For the November 8th general election, thousands of DC voters will receive ballots that have no candidates for Advisory Neighborhood Commissioner. 

Each of the 50 ANCs is divided into Single Member Districts (SMD) of approximately 2,000 residents.  There are 345 SMDs and 57 (16%) of them have no candidates on the November 8th ballot. For the full roster of ANC candidates, please visit dcboe.org, click on elections and scroll down to ANC candidates.
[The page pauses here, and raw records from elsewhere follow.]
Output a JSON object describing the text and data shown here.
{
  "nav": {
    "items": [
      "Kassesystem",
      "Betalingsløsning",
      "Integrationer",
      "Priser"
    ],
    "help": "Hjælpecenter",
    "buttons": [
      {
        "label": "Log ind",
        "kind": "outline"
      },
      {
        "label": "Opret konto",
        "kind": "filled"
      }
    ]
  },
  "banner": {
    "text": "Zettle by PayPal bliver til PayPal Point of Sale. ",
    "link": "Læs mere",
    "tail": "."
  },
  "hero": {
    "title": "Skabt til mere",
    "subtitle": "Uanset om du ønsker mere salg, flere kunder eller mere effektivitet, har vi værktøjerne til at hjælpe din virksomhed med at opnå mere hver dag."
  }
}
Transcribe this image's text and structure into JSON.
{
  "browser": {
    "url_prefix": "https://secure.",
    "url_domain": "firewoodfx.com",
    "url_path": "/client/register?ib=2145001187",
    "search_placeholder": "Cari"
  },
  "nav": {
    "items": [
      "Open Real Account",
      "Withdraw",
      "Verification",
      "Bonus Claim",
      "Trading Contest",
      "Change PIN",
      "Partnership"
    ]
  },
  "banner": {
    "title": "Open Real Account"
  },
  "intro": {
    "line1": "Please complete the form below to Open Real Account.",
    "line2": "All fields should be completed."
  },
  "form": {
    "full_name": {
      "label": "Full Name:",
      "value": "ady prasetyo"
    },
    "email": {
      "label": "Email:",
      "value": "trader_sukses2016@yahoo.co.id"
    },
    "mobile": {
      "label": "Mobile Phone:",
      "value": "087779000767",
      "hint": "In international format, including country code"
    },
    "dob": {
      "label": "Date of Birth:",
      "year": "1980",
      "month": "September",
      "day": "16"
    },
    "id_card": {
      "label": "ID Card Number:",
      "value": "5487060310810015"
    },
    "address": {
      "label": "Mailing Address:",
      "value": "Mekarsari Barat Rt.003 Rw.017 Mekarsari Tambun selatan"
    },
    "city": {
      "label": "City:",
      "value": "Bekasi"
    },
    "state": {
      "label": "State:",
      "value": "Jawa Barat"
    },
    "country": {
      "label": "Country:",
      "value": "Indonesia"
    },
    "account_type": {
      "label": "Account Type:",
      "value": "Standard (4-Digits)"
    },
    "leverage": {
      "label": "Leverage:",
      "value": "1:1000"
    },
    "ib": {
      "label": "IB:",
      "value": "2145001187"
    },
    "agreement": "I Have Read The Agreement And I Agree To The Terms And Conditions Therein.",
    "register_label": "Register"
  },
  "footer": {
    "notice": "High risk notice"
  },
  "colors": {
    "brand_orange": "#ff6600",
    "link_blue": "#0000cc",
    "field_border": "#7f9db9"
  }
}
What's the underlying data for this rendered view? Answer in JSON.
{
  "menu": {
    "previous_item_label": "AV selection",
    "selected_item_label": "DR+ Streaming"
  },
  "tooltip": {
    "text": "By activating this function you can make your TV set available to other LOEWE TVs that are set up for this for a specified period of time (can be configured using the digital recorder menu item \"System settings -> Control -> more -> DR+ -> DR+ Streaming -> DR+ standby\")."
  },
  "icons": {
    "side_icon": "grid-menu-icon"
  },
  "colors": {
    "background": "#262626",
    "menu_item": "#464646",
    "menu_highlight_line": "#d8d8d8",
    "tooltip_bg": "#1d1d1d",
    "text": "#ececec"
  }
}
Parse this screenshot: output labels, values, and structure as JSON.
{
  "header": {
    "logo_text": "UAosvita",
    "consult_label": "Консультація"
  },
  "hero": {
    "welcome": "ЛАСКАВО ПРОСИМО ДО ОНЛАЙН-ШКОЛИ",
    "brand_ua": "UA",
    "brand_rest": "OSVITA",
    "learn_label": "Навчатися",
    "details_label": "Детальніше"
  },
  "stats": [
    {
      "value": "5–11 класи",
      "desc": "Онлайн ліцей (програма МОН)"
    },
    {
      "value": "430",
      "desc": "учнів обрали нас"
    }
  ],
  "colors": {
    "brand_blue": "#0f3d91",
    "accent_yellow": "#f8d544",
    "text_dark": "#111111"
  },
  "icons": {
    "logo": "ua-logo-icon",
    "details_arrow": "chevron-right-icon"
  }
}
After the votes are tallied there will be few vacant SMDs because of write-ins. In the past some persons have been elected commissioners simply because they wrote in their own names. However, we should be concerned that currently 114,000 residents have no candidates running to represent them at the grassroots level. The commissioners are the governmental eyes and ears of and for the neighborhoods.  ANCs are where the rubber hits the road.  

Why are there so many vacancies on the ballot? Well, obviously there are many neighborhoods in DC where no one is interested in running for ANC. All the wards have candidate vacancies. So, evidently not a single ward councilmember took the time or interest to make sure that there is at least one candidate for every SMD on the ballot. 

Why weren’t the community activists and leaders on the case? Of the 57 SMD vacancies, 24 are east of the river. Once again another example of the political weakness of east of the river residents is in full display. Again another chapter is written about the disempowerment of predominately African American and economically challenged neighborhoods.

Let us be honest. With the new residents moving into DC and the inexorable gentrification we are experiencing, east of the Anacostia River might as well be called the ebony coast.  It is apt and symbolic that the nickname for Ward 8’s Congress Heights neighborhood is Soul of the City. We who live east of the river should be alarmed and shocked that there are SMDs with no candidates. In Ward 8, ANC 8D which encompasses the Bellevue and Washington Highlands neighborhoods has eight SMDs and five have no candidates.  That is disappointing at best and shameful at worst.

Hopefully by the time the first ballots reach the mailboxes of voters, our elected leaders and community activists will put out the call that our neighborhoods are looking for a few good candidates to wage write-in campaigns for ANCs.  We need some young people to work their social media magic and send out the messages that we are looking for a few good candidates. And I hope that the write-in candidates that come forth will take their volunteer service seriously after they are sworn into office. 

There have been too many instances of ANC members being chronically absent resulting in some commissions at times being unable to achieve quorums to do official commission business. Successful ANC candidates, whether they were on the ballot or write-ins, should be as serious and committed to their voluntary, uncompensated duties and responsibilities as they would be about their paid employment. The community deserves that and hopefully their personal reputations would demand it.

Advisory Neighborhood Commissions are grassroots governmental bodies that do serious business for the people. Never again in DC where we are struggling to become a state should there be any position on any ballot that has no candidates.

How serious should we be about ANCs? Ask Mayor Muriel Bowser and Council Chairman Phil Mendelson who began their elected careers serving as Advisory Neighborhood Commissioners in Wards 4 and 3 respectively.